Okay, time for a review I think.

The tracker method gives 74% of growth and 100% of capital is protected.

The direct method gives 96% of growth and a little over 100% protection.

As of the initial post in this thread, SPY stood at $130.84 and a December 2013 SPY Call Option at a $130 strike costed $1,545.

That was 2 years ago which means your money is tied in for another 1.5 years with the Irish Life Tracker Bond.

With the direct route, your National Solidarity Bond return of $13,696 is tied in for another 2 years.


SPY has grown by $24.60 to $155.44. 

*Irish Life Tracker Bond*
That means that your original investment of $13,545 would be worth $15,429 now and none of it can be accessed for 1.5 years - but you get 74% of further growth until then.

*Direct Route*
The National Solidarity Bond would pay you $13,696 in 2 years time. You get 96% of further growth until the end of this year. 
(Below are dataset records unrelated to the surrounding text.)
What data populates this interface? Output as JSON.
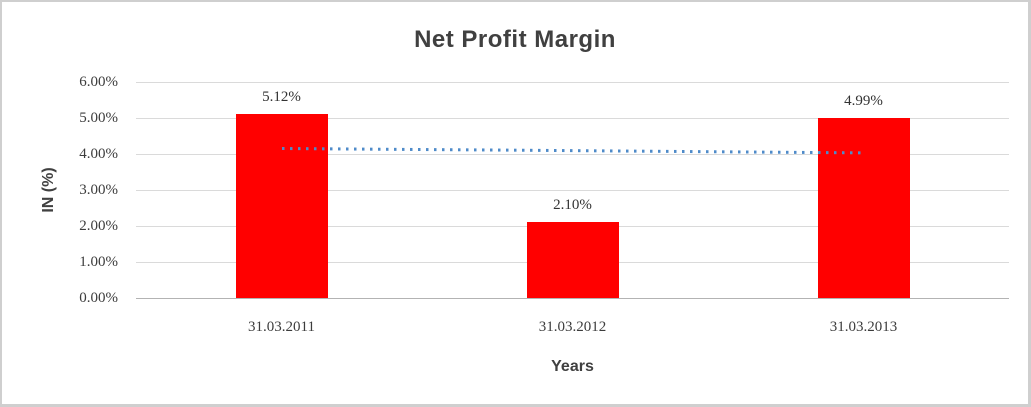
{
  "chart_data": {
    "type": "bar",
    "title": "Net Profit Margin",
    "xlabel": "Years",
    "ylabel": "IN (%)",
    "categories": [
      "31.03.2011",
      "31.03.2012",
      "31.03.2013"
    ],
    "values": [
      5.12,
      2.1,
      4.99
    ],
    "value_labels": [
      "5.12%",
      "2.10%",
      "4.99%"
    ],
    "ylim": [
      0,
      6
    ],
    "ytick_values": [
      0,
      1,
      2,
      3,
      4,
      5,
      6
    ],
    "ytick_labels": [
      "0.00%",
      "1.00%",
      "2.00%",
      "3.00%",
      "4.00%",
      "5.00%",
      "6.00%"
    ],
    "grid": true,
    "legend_position": "none",
    "bar_color": "#ff0000",
    "gridline_color": "#dadada",
    "axis_line_color": "#b3b3b3",
    "text_color": "#404040",
    "trendline": {
      "style": "dotted",
      "color": "#4f8bc9",
      "start_category_index": 0,
      "start_value": 4.15,
      "end_category_index": 2,
      "end_value": 4.03
    }
  }
}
A further option would be to just sell your December 2013 SPY Call Option at a $130 strike now for about $2,836 - leaving the Solidarity Bond in place to mature.


Assuming a flat market from now until maturity, you'd have a total return of $15,429 from the Irish Life product with no access for another 1.5 years.

You could have $2,836 now with the direct method and a further $13,696 in 2 years - giving a total of $16,532 (+ whatever interest you happen to get, or save, by having some access now).


----------



## Rory Gillen (25 Mar 2013)

The direct route assumes you understand these things, but on most occassions it is surely obvious that, with lower costs, the direct route is highly likely to produce the best returns. 

The Irish banks are still repairing their balance sheets and for as long as they are desperate for your deposits they are paying up for 'sizeable' medium-term deposit flows. For this reason, and this reason alone, structured guaranteed products are still quite competitive vis-a-vis a DIY approach. For all other times, structured products are a waste of time for the investor and serve only to remunerate the intermediary.


----------